A-t-on une conduite différente en diurne et en nocturne?
Hormis sur le Trophée Andros, je n’ai jamais expérimenté la conduite de nuit. On n’appréhende pas du tout les mêmes choses selon que l’on soit de jour ou de nuit. Il faut, c’est vrai, une certaine habitude. Tout le monde va être logé à la même enseigne. Le champ de vision est forcément différent. Certains pilotes pourront avoir une meilleure appréhension des choses que d’autres.

A la lecture de tous ces éléments, quels sont les favoris selon vous?
On s’était basé sur Monaco puis Budapest et Valence pour affirmer que, sur les circuits serrés ou en ville, la McLaren était un peu mieux. En fin de compte, on s’est aperçu qu’à Budapest, si Massa n’avait pas cassé son moteur, il gagnait la course. Il a ensuite gagné à Valence. Je reste persuadé que c’est normalement Hamilton et la McLaren qui devraient être mieux adaptés à ce type de tracé.

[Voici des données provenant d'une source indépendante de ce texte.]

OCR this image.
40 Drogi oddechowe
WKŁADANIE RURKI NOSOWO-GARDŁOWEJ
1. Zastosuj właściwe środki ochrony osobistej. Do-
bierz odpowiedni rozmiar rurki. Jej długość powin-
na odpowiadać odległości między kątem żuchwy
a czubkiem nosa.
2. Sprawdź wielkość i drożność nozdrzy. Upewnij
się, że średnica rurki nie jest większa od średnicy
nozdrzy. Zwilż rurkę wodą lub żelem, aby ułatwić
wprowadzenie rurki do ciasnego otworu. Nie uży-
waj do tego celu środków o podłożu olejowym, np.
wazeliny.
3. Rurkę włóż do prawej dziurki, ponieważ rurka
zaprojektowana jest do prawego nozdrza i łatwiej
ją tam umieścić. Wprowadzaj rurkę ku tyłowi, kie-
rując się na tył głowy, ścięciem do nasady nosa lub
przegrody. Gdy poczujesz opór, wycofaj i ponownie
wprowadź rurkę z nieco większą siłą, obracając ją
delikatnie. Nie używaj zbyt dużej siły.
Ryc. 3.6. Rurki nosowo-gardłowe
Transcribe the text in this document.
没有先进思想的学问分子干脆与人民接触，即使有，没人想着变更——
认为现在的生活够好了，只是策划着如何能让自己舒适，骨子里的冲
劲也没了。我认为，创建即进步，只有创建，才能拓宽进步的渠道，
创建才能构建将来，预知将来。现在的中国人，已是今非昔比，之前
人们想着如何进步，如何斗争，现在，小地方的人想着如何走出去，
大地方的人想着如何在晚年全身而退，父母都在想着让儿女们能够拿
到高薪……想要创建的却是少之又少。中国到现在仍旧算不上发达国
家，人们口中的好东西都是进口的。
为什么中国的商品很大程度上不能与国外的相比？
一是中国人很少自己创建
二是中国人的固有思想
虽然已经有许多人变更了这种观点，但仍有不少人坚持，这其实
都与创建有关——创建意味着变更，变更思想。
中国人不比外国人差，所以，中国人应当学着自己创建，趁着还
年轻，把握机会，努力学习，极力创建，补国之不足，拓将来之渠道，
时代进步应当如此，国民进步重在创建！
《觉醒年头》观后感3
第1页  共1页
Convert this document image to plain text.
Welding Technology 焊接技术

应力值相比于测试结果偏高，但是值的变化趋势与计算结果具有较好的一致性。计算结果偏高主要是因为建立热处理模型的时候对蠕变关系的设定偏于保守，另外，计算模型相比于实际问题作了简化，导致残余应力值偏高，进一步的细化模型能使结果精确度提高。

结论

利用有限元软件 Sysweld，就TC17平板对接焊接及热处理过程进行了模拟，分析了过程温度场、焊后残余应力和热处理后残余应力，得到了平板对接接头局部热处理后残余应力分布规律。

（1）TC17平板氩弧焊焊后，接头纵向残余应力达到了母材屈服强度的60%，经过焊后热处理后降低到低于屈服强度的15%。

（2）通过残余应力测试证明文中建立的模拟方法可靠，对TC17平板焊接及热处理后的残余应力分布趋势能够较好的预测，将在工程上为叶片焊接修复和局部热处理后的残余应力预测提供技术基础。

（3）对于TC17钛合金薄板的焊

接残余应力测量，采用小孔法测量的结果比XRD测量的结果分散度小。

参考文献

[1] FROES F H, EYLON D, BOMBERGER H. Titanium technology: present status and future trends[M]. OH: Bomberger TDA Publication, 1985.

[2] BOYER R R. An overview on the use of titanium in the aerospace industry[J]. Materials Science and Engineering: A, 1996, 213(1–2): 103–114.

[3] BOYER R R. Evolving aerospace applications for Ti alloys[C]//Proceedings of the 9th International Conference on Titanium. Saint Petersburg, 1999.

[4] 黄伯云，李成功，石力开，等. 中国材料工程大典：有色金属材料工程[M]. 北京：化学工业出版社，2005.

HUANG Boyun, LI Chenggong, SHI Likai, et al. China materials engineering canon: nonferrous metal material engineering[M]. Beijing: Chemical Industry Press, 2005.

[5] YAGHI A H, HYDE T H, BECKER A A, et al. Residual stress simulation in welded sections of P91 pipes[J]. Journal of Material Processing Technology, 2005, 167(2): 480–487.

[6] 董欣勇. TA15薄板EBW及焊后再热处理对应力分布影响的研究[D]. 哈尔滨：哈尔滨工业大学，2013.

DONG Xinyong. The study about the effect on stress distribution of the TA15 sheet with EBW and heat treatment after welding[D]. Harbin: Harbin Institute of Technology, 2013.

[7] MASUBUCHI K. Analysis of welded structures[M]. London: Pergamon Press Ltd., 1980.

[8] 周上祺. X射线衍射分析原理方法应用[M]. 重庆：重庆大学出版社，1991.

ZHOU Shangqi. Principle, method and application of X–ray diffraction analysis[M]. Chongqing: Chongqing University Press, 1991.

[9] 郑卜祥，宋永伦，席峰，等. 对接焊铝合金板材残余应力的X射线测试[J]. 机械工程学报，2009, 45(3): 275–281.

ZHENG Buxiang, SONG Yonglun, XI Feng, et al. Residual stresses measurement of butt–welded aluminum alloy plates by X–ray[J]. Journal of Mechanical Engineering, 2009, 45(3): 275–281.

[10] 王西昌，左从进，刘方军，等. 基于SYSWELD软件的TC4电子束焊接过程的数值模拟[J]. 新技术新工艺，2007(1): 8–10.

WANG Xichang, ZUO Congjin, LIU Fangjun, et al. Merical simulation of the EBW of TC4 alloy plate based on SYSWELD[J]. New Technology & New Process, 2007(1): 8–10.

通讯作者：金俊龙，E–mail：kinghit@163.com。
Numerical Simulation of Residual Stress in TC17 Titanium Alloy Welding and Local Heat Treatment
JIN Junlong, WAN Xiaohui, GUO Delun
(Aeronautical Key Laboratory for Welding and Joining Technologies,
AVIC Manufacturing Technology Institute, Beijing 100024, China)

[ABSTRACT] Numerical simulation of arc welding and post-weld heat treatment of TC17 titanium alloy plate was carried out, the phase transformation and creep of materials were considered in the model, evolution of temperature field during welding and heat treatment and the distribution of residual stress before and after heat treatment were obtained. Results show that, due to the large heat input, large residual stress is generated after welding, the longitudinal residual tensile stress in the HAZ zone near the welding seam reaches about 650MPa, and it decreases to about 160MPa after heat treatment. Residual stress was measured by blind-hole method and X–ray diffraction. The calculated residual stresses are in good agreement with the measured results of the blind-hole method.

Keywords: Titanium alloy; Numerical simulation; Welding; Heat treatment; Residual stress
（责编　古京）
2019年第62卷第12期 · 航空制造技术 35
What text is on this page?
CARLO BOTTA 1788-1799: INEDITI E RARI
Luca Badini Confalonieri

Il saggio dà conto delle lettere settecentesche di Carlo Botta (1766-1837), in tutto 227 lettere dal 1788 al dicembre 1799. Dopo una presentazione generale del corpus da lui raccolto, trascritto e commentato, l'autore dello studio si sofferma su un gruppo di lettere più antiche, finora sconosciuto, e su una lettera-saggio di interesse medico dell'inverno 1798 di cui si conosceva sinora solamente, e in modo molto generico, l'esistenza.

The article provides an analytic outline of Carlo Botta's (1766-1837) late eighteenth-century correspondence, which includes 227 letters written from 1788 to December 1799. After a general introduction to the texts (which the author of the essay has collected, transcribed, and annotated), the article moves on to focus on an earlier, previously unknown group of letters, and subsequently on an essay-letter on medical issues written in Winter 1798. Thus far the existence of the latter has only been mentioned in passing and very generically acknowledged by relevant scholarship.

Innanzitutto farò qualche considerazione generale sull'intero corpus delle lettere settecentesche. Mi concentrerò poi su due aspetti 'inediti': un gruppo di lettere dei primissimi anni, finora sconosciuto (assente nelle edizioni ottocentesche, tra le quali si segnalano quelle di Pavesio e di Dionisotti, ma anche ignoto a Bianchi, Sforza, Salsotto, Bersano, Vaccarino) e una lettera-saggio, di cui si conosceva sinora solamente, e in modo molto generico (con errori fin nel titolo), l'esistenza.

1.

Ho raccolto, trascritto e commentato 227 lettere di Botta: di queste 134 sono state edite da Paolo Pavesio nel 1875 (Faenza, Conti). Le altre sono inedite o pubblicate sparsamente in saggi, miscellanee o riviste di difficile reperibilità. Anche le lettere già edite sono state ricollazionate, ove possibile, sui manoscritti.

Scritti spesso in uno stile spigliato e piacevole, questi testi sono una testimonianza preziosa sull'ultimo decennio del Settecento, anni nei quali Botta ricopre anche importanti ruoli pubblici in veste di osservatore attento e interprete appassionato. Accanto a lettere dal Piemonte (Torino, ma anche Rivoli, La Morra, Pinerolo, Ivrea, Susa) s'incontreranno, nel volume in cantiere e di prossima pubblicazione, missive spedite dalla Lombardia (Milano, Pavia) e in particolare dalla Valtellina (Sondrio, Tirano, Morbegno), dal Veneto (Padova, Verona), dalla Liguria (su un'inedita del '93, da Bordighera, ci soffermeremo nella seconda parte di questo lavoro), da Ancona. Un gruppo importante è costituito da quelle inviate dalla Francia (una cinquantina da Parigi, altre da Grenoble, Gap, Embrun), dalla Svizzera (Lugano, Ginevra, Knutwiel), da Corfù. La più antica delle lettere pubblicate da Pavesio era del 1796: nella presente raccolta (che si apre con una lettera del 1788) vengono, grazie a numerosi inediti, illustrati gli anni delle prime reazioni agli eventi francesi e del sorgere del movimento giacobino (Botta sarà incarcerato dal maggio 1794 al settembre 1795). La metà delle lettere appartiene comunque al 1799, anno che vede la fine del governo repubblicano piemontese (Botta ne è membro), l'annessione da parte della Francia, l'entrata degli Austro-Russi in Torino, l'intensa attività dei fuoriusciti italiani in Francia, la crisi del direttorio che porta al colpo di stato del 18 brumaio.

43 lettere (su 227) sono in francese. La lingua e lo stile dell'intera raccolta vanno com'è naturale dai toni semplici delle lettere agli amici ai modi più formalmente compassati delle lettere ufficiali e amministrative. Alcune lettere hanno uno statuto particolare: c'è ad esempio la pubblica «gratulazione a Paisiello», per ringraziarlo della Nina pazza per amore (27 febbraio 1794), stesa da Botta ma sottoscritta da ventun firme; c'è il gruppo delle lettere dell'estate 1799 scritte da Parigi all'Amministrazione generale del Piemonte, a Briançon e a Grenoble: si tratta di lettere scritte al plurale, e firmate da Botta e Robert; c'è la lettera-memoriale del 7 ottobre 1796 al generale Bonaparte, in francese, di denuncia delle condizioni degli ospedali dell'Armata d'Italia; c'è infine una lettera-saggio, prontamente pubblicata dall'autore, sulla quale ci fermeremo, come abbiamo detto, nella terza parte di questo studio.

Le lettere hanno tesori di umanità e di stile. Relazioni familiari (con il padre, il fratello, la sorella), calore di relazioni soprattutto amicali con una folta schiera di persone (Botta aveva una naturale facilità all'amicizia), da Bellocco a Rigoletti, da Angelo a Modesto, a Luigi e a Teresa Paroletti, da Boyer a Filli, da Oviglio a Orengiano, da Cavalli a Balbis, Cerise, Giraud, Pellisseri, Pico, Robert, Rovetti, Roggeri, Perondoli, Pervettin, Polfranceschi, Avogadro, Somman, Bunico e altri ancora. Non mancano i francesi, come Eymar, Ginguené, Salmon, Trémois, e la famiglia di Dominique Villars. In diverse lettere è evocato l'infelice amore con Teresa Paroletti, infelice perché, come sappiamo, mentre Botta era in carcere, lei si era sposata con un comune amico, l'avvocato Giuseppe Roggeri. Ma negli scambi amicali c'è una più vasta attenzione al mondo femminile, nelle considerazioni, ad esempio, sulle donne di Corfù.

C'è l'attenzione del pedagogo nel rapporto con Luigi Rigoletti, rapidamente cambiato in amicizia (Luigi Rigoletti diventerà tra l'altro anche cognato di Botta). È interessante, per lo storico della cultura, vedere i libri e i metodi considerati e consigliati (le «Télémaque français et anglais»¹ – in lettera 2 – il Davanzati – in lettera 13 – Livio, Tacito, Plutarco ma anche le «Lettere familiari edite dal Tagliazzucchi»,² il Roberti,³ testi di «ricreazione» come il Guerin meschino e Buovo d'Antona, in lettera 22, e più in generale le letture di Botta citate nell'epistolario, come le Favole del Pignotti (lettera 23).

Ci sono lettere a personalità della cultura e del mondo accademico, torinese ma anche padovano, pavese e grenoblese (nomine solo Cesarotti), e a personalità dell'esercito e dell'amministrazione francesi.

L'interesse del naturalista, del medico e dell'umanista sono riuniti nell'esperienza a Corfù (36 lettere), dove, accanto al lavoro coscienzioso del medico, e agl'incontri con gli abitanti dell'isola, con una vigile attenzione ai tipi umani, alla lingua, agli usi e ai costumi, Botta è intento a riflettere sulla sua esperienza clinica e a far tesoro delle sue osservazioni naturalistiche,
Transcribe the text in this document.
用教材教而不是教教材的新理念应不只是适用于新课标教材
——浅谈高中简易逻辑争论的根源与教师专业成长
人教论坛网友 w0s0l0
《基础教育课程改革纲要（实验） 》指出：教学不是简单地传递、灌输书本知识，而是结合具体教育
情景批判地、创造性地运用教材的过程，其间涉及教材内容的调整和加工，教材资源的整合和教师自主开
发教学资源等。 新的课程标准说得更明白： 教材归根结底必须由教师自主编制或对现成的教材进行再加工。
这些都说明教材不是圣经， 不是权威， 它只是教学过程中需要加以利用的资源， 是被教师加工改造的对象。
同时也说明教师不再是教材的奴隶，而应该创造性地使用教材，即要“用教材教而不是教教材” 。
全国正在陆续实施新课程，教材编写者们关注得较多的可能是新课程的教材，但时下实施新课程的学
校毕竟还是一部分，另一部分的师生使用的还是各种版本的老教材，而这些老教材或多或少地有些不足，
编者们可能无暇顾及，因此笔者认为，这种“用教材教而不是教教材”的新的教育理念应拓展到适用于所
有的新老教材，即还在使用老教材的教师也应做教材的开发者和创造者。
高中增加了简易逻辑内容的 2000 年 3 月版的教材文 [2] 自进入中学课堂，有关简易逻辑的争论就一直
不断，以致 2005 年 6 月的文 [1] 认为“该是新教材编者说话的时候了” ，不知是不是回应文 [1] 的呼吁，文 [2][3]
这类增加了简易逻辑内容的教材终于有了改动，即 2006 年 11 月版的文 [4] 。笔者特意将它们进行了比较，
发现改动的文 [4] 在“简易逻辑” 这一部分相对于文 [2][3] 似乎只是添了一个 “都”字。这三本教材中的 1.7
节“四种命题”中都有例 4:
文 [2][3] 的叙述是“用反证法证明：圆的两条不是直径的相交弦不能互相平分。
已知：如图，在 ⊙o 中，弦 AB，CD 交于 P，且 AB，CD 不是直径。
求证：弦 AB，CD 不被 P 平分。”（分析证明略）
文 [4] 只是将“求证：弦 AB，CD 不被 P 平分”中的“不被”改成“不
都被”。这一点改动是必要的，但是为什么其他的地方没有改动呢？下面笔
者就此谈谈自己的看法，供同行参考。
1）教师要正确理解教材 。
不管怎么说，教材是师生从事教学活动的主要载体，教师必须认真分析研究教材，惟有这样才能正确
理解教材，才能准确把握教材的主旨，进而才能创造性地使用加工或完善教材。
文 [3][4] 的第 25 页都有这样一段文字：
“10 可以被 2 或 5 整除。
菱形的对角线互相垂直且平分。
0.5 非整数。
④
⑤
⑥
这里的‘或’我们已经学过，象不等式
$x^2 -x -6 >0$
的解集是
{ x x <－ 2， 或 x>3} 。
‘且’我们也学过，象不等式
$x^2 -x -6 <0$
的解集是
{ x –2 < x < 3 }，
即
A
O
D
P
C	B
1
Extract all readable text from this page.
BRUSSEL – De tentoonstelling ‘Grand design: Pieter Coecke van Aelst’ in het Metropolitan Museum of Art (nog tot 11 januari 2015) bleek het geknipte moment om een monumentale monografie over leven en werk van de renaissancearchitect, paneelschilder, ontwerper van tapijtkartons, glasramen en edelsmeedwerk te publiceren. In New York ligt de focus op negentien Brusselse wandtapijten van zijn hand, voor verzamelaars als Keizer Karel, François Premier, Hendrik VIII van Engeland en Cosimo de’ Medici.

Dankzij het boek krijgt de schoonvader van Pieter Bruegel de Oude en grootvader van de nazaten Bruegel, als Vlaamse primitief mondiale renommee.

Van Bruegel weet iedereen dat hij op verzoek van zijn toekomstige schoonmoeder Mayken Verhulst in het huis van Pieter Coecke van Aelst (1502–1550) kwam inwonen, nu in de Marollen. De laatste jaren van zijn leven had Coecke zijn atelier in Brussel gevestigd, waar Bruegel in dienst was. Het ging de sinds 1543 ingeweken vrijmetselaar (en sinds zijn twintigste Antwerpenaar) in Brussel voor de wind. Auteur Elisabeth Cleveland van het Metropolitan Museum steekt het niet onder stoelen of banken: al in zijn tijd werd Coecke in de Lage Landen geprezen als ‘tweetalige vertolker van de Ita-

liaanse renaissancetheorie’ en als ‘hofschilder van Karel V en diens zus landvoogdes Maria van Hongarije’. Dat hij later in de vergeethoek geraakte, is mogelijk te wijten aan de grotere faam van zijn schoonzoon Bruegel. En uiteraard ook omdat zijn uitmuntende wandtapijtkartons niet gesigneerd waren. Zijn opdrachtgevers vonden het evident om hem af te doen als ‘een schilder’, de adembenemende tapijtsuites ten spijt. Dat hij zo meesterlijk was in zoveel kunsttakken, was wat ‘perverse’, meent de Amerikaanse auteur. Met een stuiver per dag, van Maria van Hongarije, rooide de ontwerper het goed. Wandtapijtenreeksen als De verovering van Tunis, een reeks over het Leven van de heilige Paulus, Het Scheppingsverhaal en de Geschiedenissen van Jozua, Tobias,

Mais, compte tenu des dernières courses, je pense que ce sont les deux leaders, Hamilton et Massa, qui vont se tirer la bourre. Sur ce genre de tracé complètement nouveau, on peut avoir des surprises. Et pourquoi pas Vettel et sa Toro Rosso qui semblent bien adaptés sur ce genre de tracé urbain? Je n’y crois pas trop à la régulière mais n’oublions pas qu’à Singapour, il pleut souvent.

En marge de cette actualité, où en êtes-vous de votre projet de Grand Prix de France?
Les discussions avancent bien avec Bernie Ecclestone. Elles s’engagent maintenant sur un terrain financier. Nous devons également conserver un timing bien précis si l’on veut avoir un Grand Prix de France en 2010. Il reste trois semaines pour finaliser ce dossier déjà bien monté. Je ne connais pas très bien le projet concurrent de Jean-Pierre Beltoise. Je l’ai découvert, comme vous, dans la presse. La seule problématique que je vois est celle du timing et de l’investissement beaucoup plus lourd. C’est un projet complètement différent, pour une ville, presque pour une région. Mais c’est surtout Bernie Ecclestone qui décidera de l’endroit où il veut aller pour le Grand Prix de France.